Me hallo en la semana 34+1.

La semana 33 la pasé de puntillas. Del dia 1 al 5 de junio fui a la playa con mis padres, que adelantaron sus vacaciones de verano pensando en que OVObebé tal vez llegase antes. No hacía excesivamente buen tiempo, pero aun así me bañé en el mar. Al principio me daba vergüenza exponerme a la vista de todos los bañistas con semejante tripota, pero luego vi que muchos abuelitos superaban con creces la mía.
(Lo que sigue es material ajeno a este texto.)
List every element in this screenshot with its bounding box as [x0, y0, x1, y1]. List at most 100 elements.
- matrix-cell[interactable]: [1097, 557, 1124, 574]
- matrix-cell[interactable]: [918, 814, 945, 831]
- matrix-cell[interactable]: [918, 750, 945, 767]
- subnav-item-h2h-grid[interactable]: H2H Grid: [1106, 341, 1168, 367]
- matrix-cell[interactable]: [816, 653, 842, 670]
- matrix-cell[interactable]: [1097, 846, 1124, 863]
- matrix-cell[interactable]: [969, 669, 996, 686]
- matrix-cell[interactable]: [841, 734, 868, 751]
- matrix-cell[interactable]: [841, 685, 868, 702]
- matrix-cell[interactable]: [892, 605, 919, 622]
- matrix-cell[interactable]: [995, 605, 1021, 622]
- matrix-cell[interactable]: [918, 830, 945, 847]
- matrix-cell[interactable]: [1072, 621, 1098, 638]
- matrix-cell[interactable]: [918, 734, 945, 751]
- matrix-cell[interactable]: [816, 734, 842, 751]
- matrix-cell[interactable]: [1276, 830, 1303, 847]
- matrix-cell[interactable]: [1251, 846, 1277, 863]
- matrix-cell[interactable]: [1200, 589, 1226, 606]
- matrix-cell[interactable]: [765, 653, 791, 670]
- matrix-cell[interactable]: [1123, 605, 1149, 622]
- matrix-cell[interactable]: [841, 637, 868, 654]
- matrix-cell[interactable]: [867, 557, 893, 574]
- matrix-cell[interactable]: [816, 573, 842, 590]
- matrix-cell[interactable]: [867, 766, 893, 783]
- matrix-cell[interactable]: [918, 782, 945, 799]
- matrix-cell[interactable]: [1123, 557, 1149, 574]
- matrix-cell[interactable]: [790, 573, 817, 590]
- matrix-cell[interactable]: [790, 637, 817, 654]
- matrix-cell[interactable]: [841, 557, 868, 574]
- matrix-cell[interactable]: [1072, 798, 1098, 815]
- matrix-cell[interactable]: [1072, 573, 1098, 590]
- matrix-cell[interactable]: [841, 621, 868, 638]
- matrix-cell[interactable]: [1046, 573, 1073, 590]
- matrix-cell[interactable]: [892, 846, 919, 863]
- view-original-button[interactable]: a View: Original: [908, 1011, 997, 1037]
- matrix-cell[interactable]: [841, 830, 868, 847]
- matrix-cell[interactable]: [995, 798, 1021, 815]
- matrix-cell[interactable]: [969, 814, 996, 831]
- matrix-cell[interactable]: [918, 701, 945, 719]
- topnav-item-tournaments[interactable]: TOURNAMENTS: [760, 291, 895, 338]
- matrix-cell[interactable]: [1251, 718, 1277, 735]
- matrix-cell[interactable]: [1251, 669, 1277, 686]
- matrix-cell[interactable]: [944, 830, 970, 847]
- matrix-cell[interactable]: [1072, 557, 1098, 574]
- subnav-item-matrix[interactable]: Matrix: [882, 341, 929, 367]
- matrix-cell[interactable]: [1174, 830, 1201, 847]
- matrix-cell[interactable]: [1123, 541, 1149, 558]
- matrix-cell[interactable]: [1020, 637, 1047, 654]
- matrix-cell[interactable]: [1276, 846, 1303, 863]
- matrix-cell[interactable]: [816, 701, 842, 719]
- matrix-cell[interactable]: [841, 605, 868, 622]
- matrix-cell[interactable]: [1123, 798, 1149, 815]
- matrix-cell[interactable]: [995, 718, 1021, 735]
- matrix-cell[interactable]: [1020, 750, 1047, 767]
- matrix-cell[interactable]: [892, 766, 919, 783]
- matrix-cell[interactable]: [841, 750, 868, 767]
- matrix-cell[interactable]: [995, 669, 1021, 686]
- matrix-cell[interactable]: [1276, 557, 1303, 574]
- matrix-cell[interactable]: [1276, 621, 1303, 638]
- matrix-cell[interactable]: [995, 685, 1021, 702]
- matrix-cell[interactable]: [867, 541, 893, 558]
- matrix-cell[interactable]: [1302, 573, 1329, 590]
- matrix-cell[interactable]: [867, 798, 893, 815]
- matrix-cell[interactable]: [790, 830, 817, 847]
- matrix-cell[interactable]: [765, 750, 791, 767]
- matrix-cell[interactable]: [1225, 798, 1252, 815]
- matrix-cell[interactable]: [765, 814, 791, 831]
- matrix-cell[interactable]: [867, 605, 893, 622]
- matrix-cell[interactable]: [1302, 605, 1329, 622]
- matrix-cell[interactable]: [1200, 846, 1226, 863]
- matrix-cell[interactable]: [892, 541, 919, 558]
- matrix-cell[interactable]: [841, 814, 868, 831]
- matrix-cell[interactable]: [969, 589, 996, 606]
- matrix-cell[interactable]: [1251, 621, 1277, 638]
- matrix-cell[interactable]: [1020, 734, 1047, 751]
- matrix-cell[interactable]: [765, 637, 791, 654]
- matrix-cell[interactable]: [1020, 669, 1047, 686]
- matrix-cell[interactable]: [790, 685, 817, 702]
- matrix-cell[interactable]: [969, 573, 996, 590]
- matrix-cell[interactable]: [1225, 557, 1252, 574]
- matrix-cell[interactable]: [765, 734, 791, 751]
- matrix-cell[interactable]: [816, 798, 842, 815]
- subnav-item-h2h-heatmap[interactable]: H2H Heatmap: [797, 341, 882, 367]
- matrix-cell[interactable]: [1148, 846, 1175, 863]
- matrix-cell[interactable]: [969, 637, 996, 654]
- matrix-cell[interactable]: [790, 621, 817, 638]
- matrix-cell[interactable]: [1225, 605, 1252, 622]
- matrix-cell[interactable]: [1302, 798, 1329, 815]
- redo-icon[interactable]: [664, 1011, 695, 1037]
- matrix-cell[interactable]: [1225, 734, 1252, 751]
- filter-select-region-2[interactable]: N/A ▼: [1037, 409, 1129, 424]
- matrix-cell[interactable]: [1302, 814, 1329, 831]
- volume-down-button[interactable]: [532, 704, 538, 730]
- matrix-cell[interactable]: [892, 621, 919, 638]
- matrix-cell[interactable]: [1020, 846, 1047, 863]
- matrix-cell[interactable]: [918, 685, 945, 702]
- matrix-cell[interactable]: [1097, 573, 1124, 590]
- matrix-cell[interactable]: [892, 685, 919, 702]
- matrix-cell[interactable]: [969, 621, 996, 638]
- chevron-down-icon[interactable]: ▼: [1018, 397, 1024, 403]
Mi ritual para bañarme era siempre el mismo: caminar por la orilla del mar durante media hora para entrar en calor y de esa forma no notar el agua tan fría. Y es que soy incapaz de ver una superficie de agua y no meterme en ella.

Como tengo la movilidad algo reducida no es tan fácil meterse y empezar a nadar. Aun así al zambullirme buscaba un lugar profundo para no dar con la barrigota en el suelo y me ponía a bracear, siempre en paralelo a la orilla del mar. Mi padre creía que hacerlo perpendicularmente en mi estado hubiera sido una auténtica locura. Y es que a mí me gusta nadar hasta la boya, que se encuentra situada a unos 50 metros de la orilla. Por una vez le hice caso.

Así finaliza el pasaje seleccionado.